El problema constitucional finalmente tomó el peso que debe tener. Pero lo hizo reproduciendo las mismas dinámicas ombliguistas que nos tienen atorados. 

No estamos deliberando una política pública más, o un programa presidencial determinado. Ni siquiera estamos solamente discutiendo una constitución. Nos encontramos midiendo nuestra capacidad de usar este proceso como catalizador para nuestro desarrollo económico y democrático. Y también —que es lo mismo—, viendo hasta dónde llega nuestra fuerza para hundirnos en nuestra propia mediocridad. Veremos en pocos meses si nos proyectamos hacia los próximos 40 años en el mismo fango deslucido de los últimos 10, o si damos un giro y aprovechamos con responsabilidad las enormes posibilidades que nos regala nuestro país.

El punto de inflexión del proceso constituyente es real, aunque haya a quienes les importe tres cuescos.

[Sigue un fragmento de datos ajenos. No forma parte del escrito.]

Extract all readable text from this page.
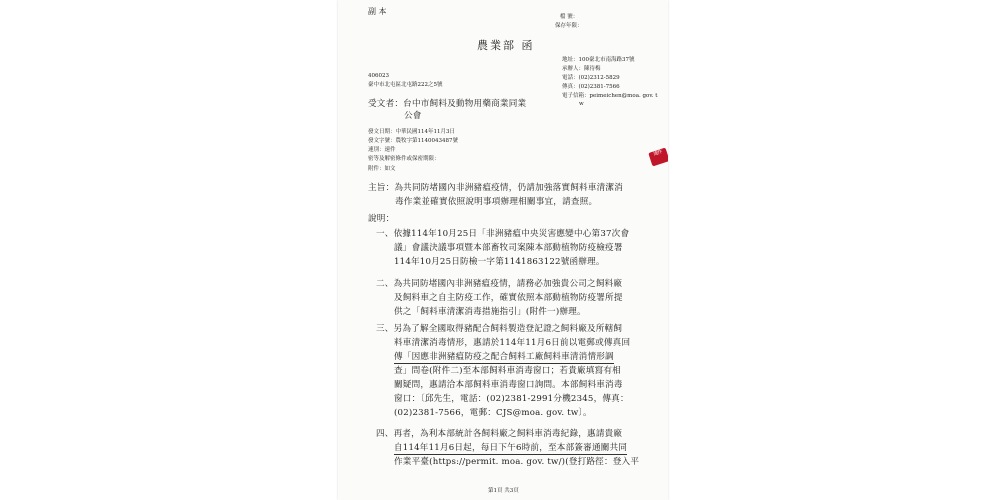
副 本
檔 號：
保存年限：
農業部 函
地址：100臺北市南海路37號
承辦人：陳待梅
電話：(02)2312-5829
傳真：(02)2381-7566
電子信箱：peimeichen@moa. gov. t
w
406023
臺中市北屯區北屯路222之5號
受文者：台中市飼料及動物用藥商業同業
公會
發文日期：中華民國114年11月3日
發文字號：農牧字第1140043487號
速別：速件
密等及解密條件或保密期限：
附件：如文
速件
主旨：為共同防堵國內非洲豬瘟疫情，仍請加強落實飼料車清潔消
毒作業並確實依照說明事項辦理相關事宜，請查照。
說明：
一、依據114年10月25日「非洲豬瘟中央災害應變中心第37次會
議」會議決議事項暨本部畜牧司案陳本部動植物防疫檢疫署
114年10月25日防檢一字第1141863122號函辦理。
二、為共同防堵國內非洲豬瘟疫情，請務必加強貴公司之飼料廠
及飼料車之自主防疫工作，確實依照本部動植物防疫署所提
供之「飼料車清潔消毒措施指引」(附件一)辦理。
三、另為了解全國取得豬配合飼料製造登記證之飼料廠及所轄飼
料車清潔消毒情形，惠請於114年11月6日前以電郵或傳真回
傳「因應非洲豬瘟防疫之配合飼料工廠飼料車清消情形調
查」問卷(附件二)至本部飼料車消毒窗口；若貴廠填寫有相
關疑問，惠請洽本部飼料車消毒窗口詢問。本部飼料車消毒
窗口：〔邱先生，電話：(02)2381-2991分機2345，傳真：
(02)2381-7566，電郵：CJS@moa. gov. tw〕。
四、再者，為利本部統計各飼料廠之飼料車消毒紀錄，惠請貴廠
自114年11月6日起，每日下午6時前，至本部簽審通關共同
作業平臺(https://permit. moa. gov. tw/)(登打路徑：登入平
第1頁 共3頁
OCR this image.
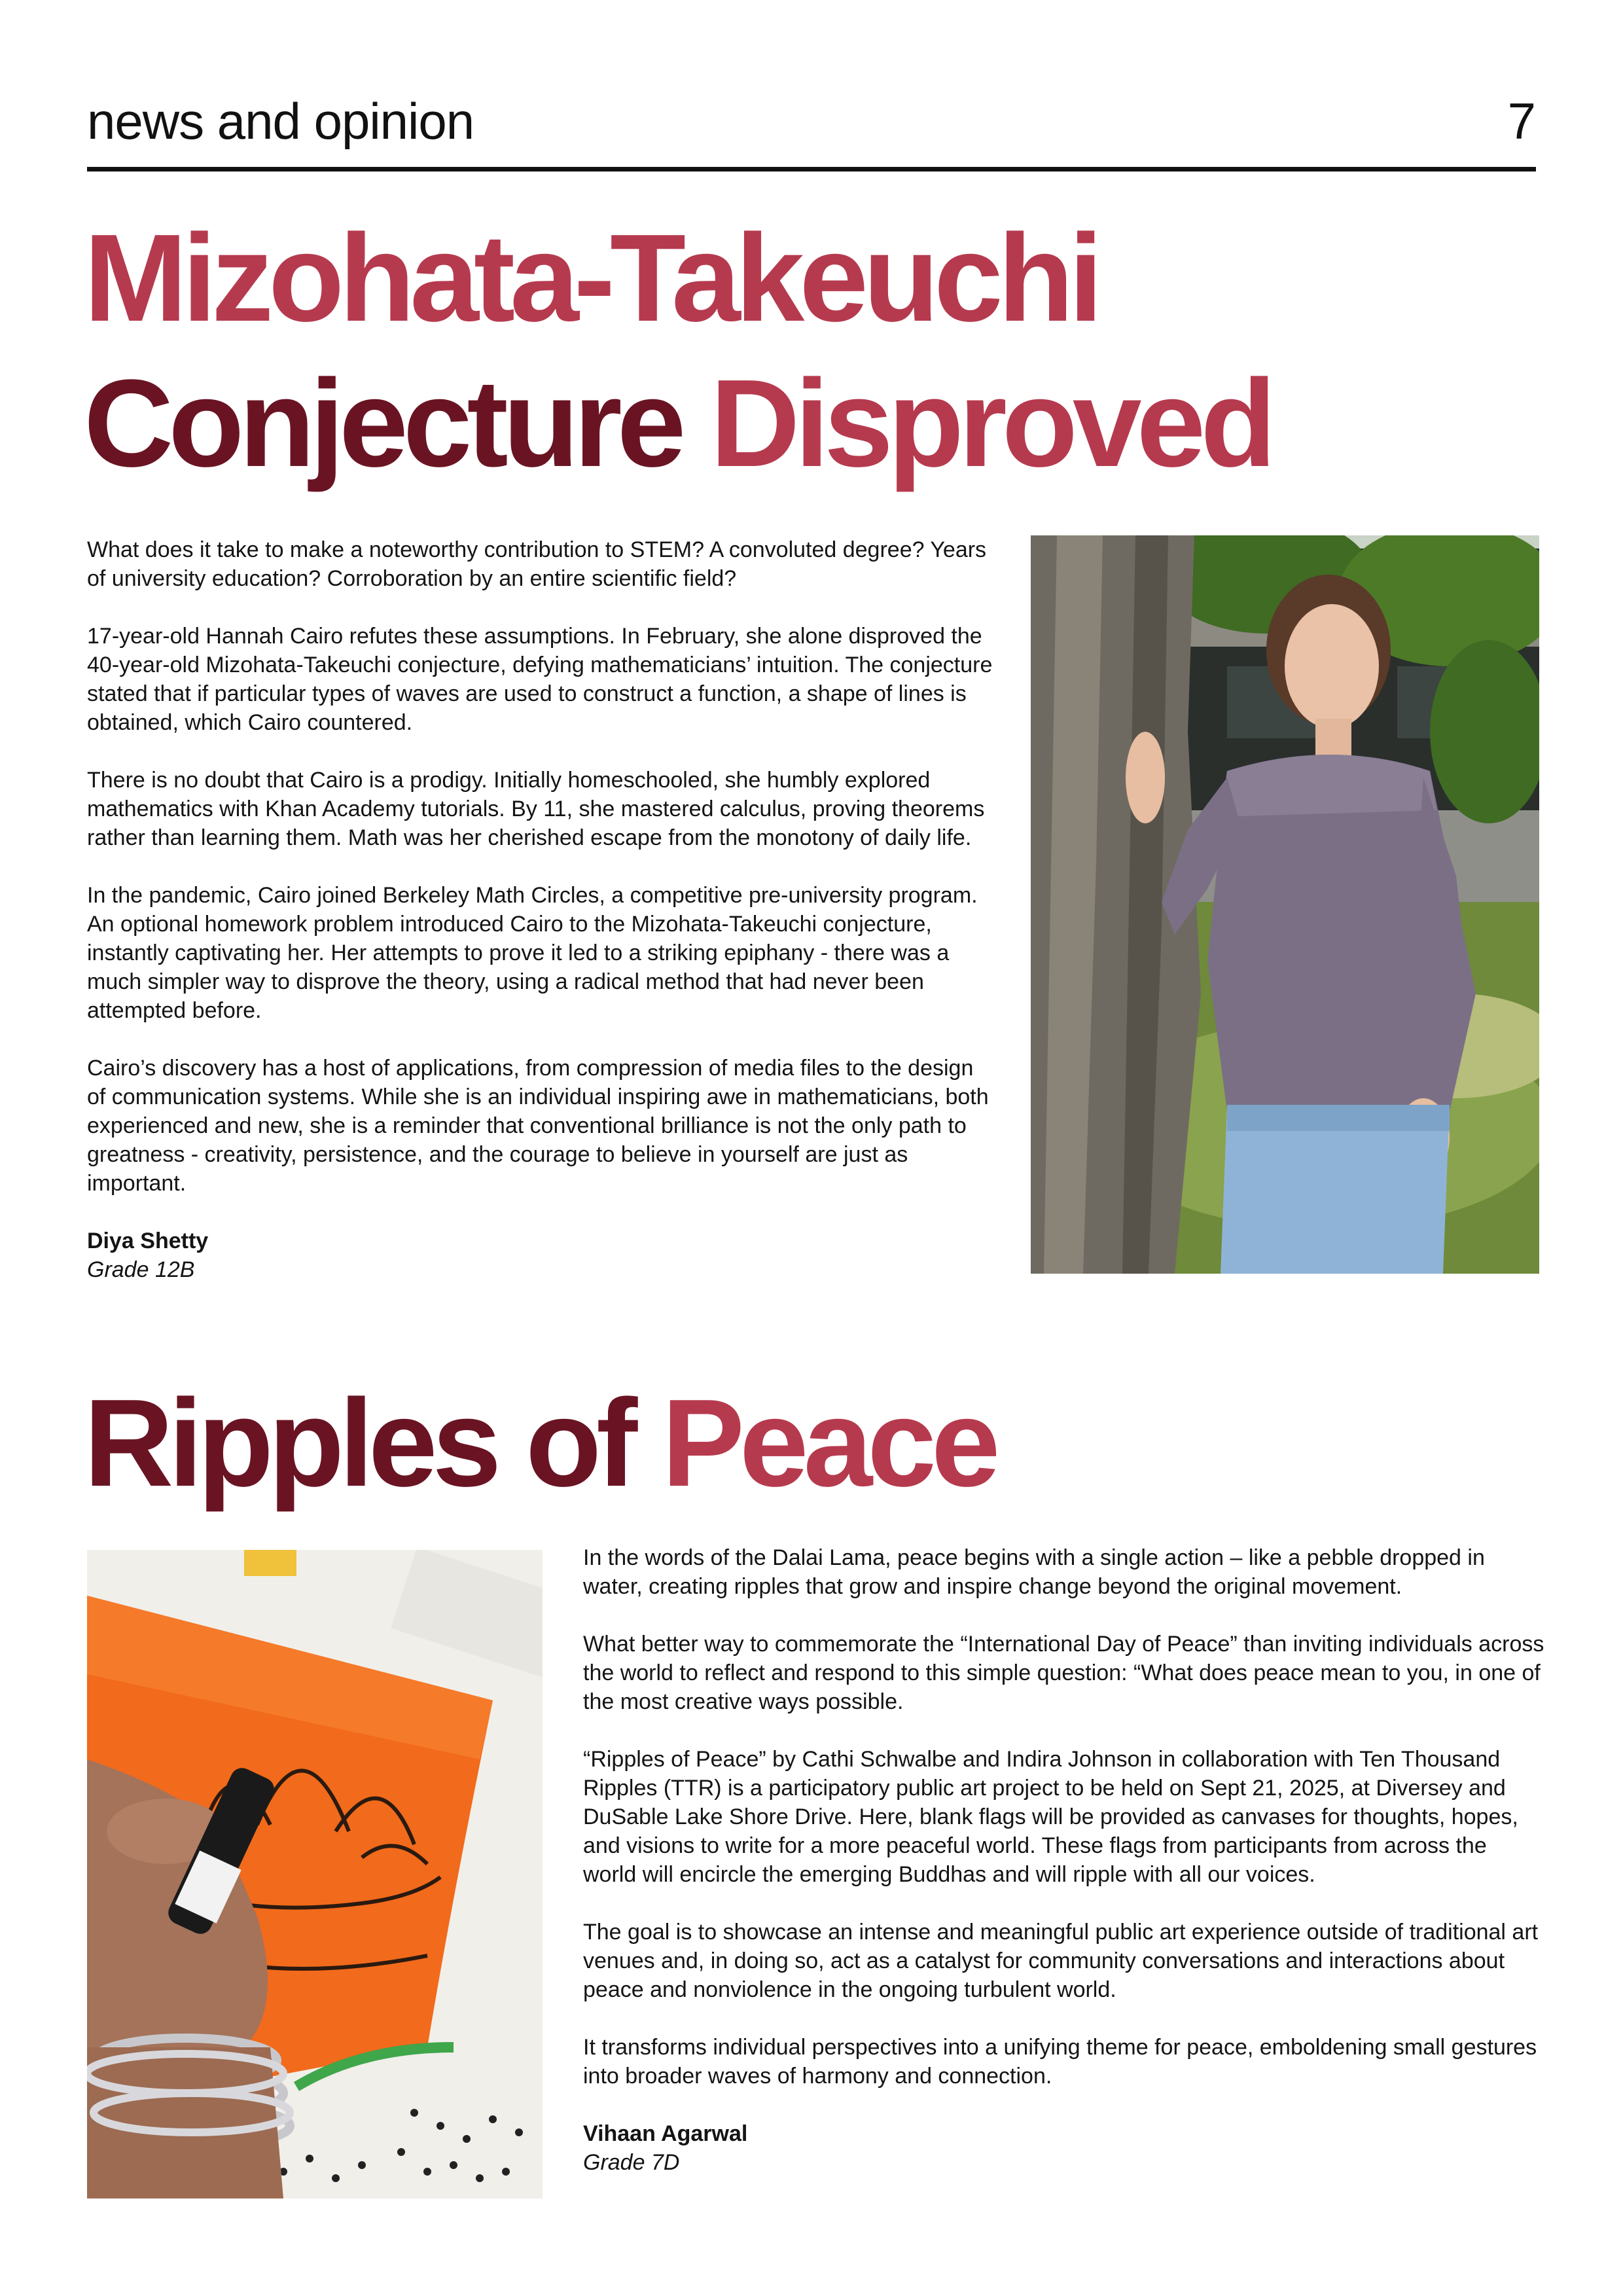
news and opinion	7
Mizohata-Takeuchi
Conjecture Disproved

What does it take to make a noteworthy contribution to STEM? A convoluted degree? Years of university education? Corroboration by an entire scientific field?

17-year-old Hannah Cairo refutes these assumptions. In February, she alone disproved the 40-year-old Mizohata-Takeuchi conjecture, defying mathematicians’ intuition. The conjecture stated that if particular types of waves are used to construct a function, a shape of lines is obtained, which Cairo countered.

There is no doubt that Cairo is a prodigy. Initially homeschooled, she humbly explored mathematics with Khan Academy tutorials. By 11, she mastered calculus, proving theorems rather than learning them. Math was her cherished escape from the monotony of daily life.

In the pandemic, Cairo joined Berkeley Math Circles, a competitive pre-university program. An optional homework problem introduced Cairo to the Mizohata-Takeuchi conjecture, instantly captivating her. Her attempts to prove it led to a striking epiphany - there was a much simpler way to disprove the theory, using a radical method that had never been attempted before.

Cairo’s discovery has a host of applications, from compression of media files to the design of communication systems. While she is an individual inspiring awe in mathematicians, both experienced and new, she is a reminder that conventional brilliance is not the only path to greatness - creativity, persistence, and the courage to believe in yourself are just as important.

Diya Shetty
Grade 12B
Ripples of Peace

In the words of the Dalai Lama, peace begins with a single action – like a pebble dropped in water, creating ripples that grow and inspire change beyond the original movement.

What better way to commemorate the “International Day of Peace” than inviting individuals across the world to reflect and respond to this simple question: “What does peace mean to you, in one of the most creative ways possible.

“Ripples of Peace” by Cathi Schwalbe and Indira Johnson in collaboration with Ten Thousand Ripples (TTR) is a participatory public art project to be held on Sept 21, 2025, at Diversey and DuSable Lake Shore Drive. Here, blank flags will be provided as canvases for thoughts, hopes, and visions to write for a more peaceful world. These flags from participants from across the world will encircle the emerging Buddhas and will ripple with all our voices.

The goal is to showcase an intense and meaningful public art experience outside of traditional art venues and, in doing so, act as a catalyst for community conversations and interactions about peace and nonviolence in the ongoing turbulent world.

It transforms individual perspectives into a unifying theme for peace, emboldening small gestures into broader waves of harmony and connection.

Vihaan Agarwal
Grade 7D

Y la llave está —mal que le pese a la mayoría— en la capacidad de los dirigentes políticos de comprender la importancia de lo que está en juego, y de su aparejada voluntad de «renunciar para acordar». 

Porque se trata principalmente de eso. De la voluntad de ceder de unos pocos, para alcanzar acuerdos en beneficios de cientos de miles. Este no es un desafío técnico. Las 12 bases consensuadas, y la comisión experta que las explayó en un anteproyecto, hace rato agotaron los asuntos técnicos. El desafío que resta es el de los políticos. Menuda dificultad.

El 87% de quienes respondieron la consulta ciudadana (junio) estuvo de acuerdo con el anteproyecto de la Comisión Experta. ¿Cuántos de ellos lo habrán leído? ¿Realmente habrán llegado a una conclusión favorable luego de ponderar los 192 artículos del anteproyecto? No tengo pruebas, pero me albergan pocas dudas: ese altísimo porcentaje se alcanzó —no única, pero fundamentalmente— no por su adhesión al texto, sino porque se pasó de una guerra de declaraciones cruzadas a una situación de acuerdo, en un tiempo inusitado. Fue el consenso entre distintos el factor gravitante. En igual sentido, la encuesta Diálogo Constituyente (Tenemos que Hablar de Chile, septiembre) revela, en medio de sensaciones desalentadoras (incertidumbre, confusión, pesimismo), que el 61% de los chilenos tienen interés en que los políticos lleguen a acuerdos. Y ante la pregunta abierta sobre qué se necesita para que se apruebe la propuesta de nueva constitución, la mayoría (20%) indica «acuerdo/consenso/unidad». 

La clave está en que los trillados «retrocesos civilizatorios» den paso a «renunciar». Palabra que significa menos, pero es más. Que a pesar de estar fuera de los diccionarios de muchos, es la más importante. Renunciar no a los principios, que son pocos y no deben ser cedidos, sino a aquello que, sin serlo, se transforma en agotadores avistamientos de «líneas rojas» inventadas, y que paso a paso nos convierten más en ese país que no queremos ser.

Cristián Stewart es Director Ejecutivo de IdeaPaís. Columna publicada en el Diario La Segunda, el 28 de septiembre.